Secret: If not running on AWS, you can select this option to supply a stored secret that references an AWS access key and secret key. This option displays:
- Secret key pair: Use the drop-down to select a secret key pair that you’ve configured in Cribl Edge’s internal secrets manager or (if enabled) an external KMS. Click Create if you need to configure a key pair.
Processing Settings
Fields
In this section, you can add Fields to each event using Eval-like functionality.
Name: Field name.
Value: JavaScript expression to compute field’s value, enclosed in quotes or backticks. (Can evaluate to a constant.)
Pre-Processing
In this section’s Pipeline drop-down list, you can select a single existing Pipeline to process data from this input before the data is sent through the Routes.
Disk Spooling
Enable disk spooling: Whether to save metrics to disk. When set to Yes
, it exposes this section’s remaining fields.

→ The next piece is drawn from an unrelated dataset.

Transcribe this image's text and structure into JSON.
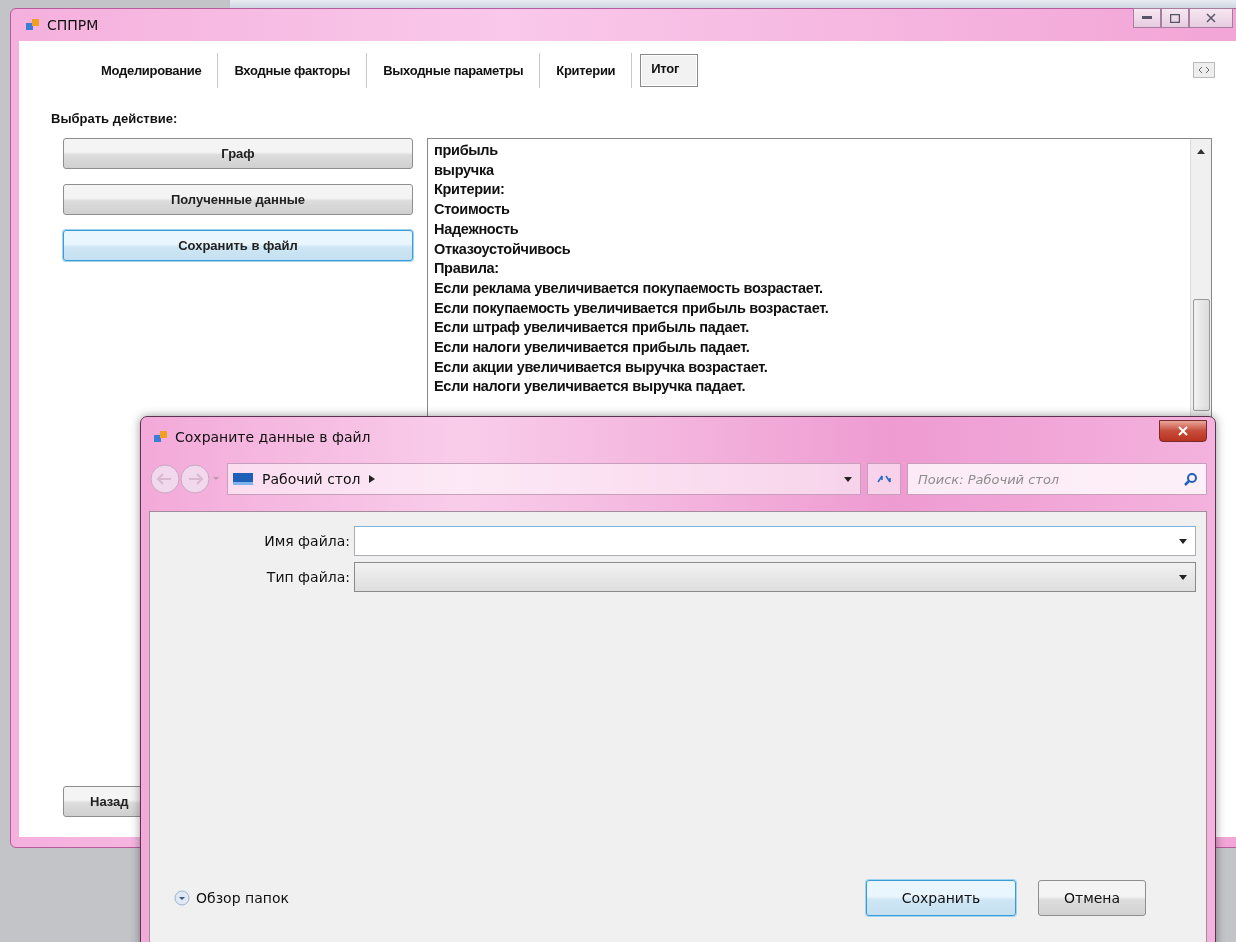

Bucket time span: The amount of time that data is held in each bucket before it’s written to disk. The default is 10 minutes (10m
).
Max data size: Maximum disk space the persistent metrics can consume. Once reached, Cribl Edge will delete older data. Example values: 420 MB
, 4 GB
. Default value: 1 GB
.
Max data age: How long to retain data. Once reached, Cribl Edge will delete older data. Example values: 2h
, 4d
. Default value: 24h
(24 hours).
Compression: Defaults to gzip
.
Cribl Edge will write metrics to the default location: CRIBL_HOME/state/spool/in/edge_prometheus/${inputId}
. Use the environment variable CRIBL_SPOOL_DIR
, to change the default path.
Advanced Settings
HTTP Connection Timeout: The amount of time (in milliseconds) to wait for the HTTP connection to establish before it times out. 1-60000
is the allowable range. Enter 0
to disable the timeout.
Environment: If you’re using GitOps, optionally use this field to specify a single Git branch on which to enable this configuration. If empty, the config will be enabled everywhere.
Advanced Settings for AWS
These additional settings appear only when General Settings > Discovery Type is set to AWS EC2
.
Endpoint: Specify an EC2-compatible service endpoint. If empty, this defaults to AWS’ Region-specific endpoint.

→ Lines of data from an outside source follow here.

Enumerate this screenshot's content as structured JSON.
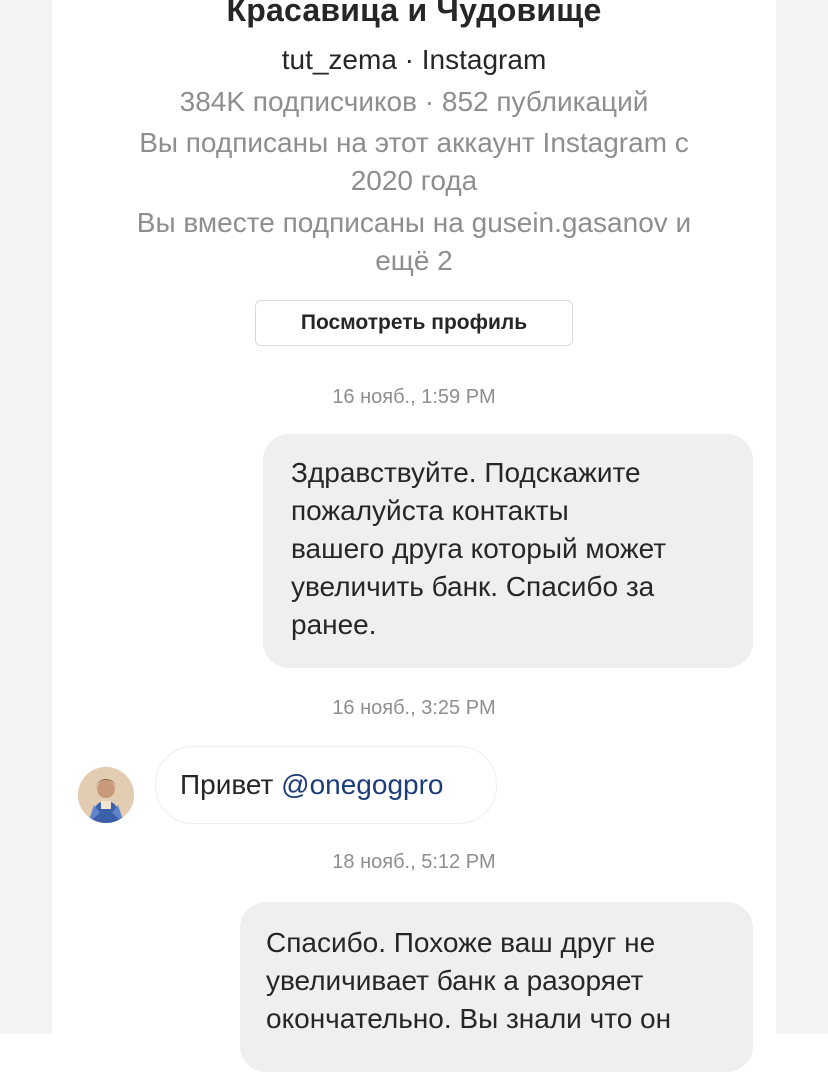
{
  "profile": {
    "name": "Красавица и Чудовище",
    "handle_line": "tut_zema · Instagram",
    "stats": "384K подписчиков · 852 публикаций",
    "follow_since_1": "Вы подписаны на этот аккаунт Instagram с",
    "follow_since_2": "2020 года",
    "mutual_1": "Вы вместе подписаны на gusein.gasanov и",
    "mutual_2": "ещё 2",
    "view_profile_label": "Посмотреть профиль"
  },
  "messages": [
    {
      "timestamp": "16 нояб., 1:59 PM",
      "direction": "outgoing",
      "lines": [
        "Здравствуйте. Подскажите",
        "пожалуйста контакты",
        "вашего друга который может",
        "увеличить банк. Спасибо за",
        "ранее."
      ]
    },
    {
      "timestamp": "16 нояб., 3:25 PM",
      "direction": "incoming",
      "text": "Привет ",
      "mention": "@onegogpro"
    },
    {
      "timestamp": "18 нояб., 5:12 PM",
      "direction": "outgoing",
      "lines": [
        "Спасибо. Похоже ваш друг не",
        "увеличивает банк а разоряет",
        "окончательно. Вы знали что он"
      ]
    }
  ],
  "colors": {
    "text": "#262626",
    "secondary": "#8e8e8e",
    "bubble_outgoing": "#efefef",
    "mention": "#1c3d7a"
  },
  "icons": {
    "avatar": "user-avatar"
  }
}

Signature version: The signature version to use for signing EC2 requests. Defaults to v4
.
Reuse connections: Whether to reuse connections between requests. The default setting (Yes
) can improve performance.
Reject unauthorized certificates: Whether to reject certificates that cannot be verified against a valid Certificate Authority (e.g., self-signed certificates). Defaults to Yes
, the restrictive option.
Connected Destinations
Select Send to Routes to enable conditional routing, filtering, and cloning of this Source’s data via the Routing table.

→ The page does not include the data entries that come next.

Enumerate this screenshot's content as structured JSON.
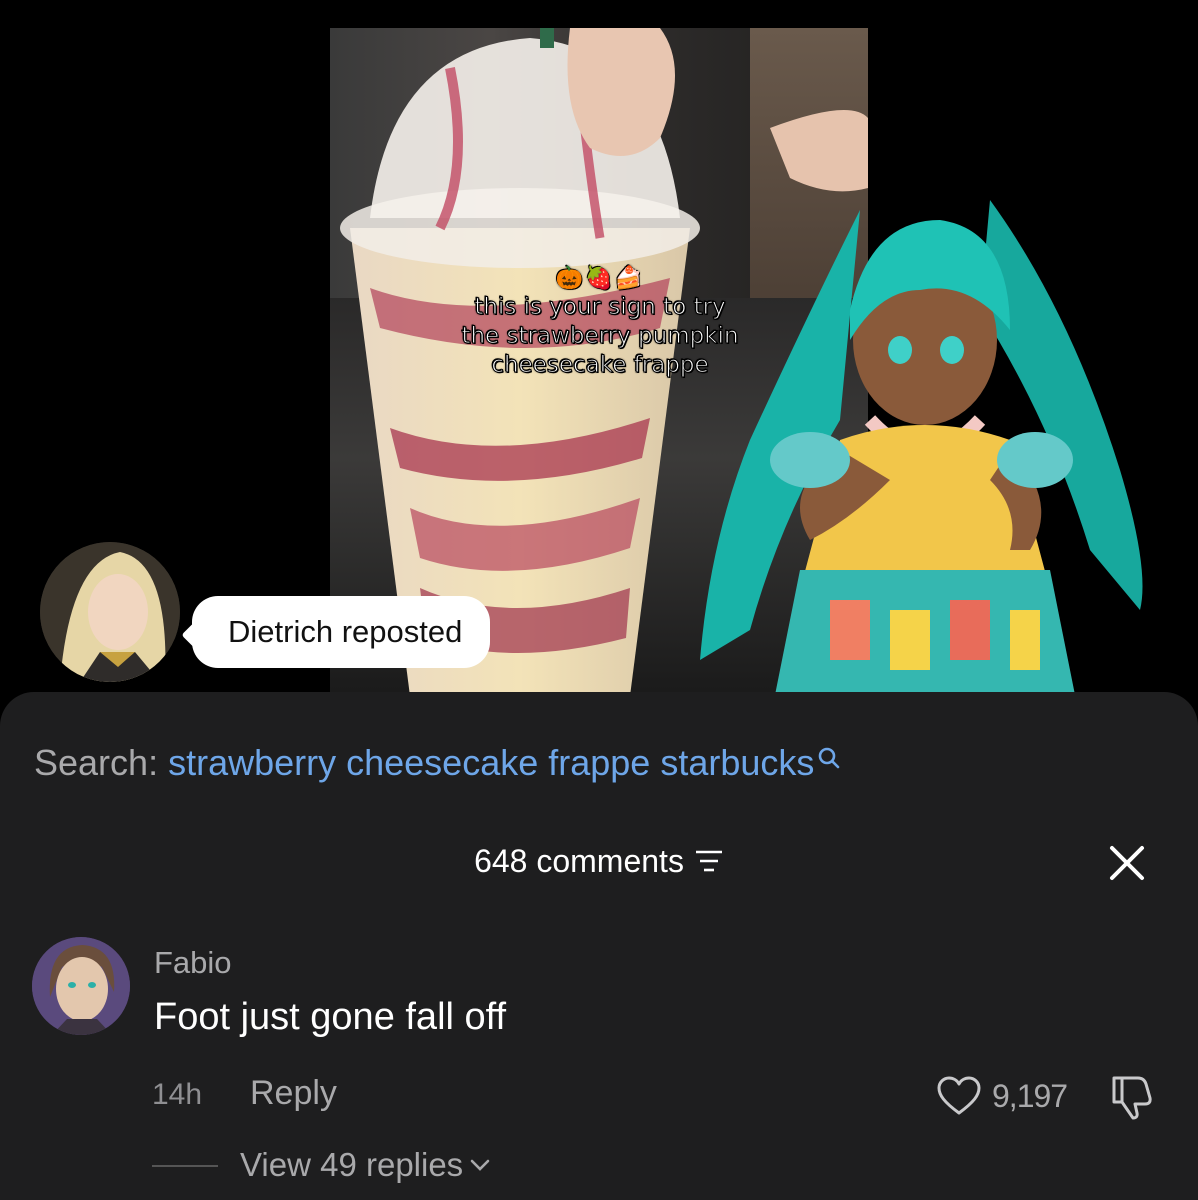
{
  "caption": {
    "emoji": "🎃🍓🍰",
    "lines": [
      "this is your sign to try",
      "the strawberry pumpkin",
      "cheesecake frappe"
    ]
  },
  "repost": {
    "text": "Dietrich reposted"
  },
  "search": {
    "label": "Search: ",
    "query": "strawberry cheesecake frappe starbucks"
  },
  "comments_header": {
    "count_text": "648 comments"
  },
  "comment": {
    "author": "Fabio",
    "text": "Foot just gone fall off",
    "time": "14h",
    "reply_label": "Reply",
    "likes": "9,197",
    "view_replies": "View 49 replies"
  },
  "colors": {
    "sheet_bg": "#1e1e1f",
    "link_blue": "#6ea6e8",
    "muted": "#a9a9ab"
  }
}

Select QuickConnect to send this Source’s data to one or more Destinations via independent, direct connections.
Internal Fields
Cribl Edge uses a set of internal fields to assist in handling of data. These “meta” fields are not part of an event, but they are accessible, and Functions can use them to make processing decisions.
Fields for this Source:
__source
__isBroken
__inputId
__final
__criblMetrics
__channel
__cloneCount
__kube_pod
when Discovery Mode is set to Kubernetes Node.__kube_node
and__kube_pod
when Discovery Mode is set to Kubernetes Pods.
Proxying Requests
If you need to proxy HTTP/S requests, see System Proxy Configuration.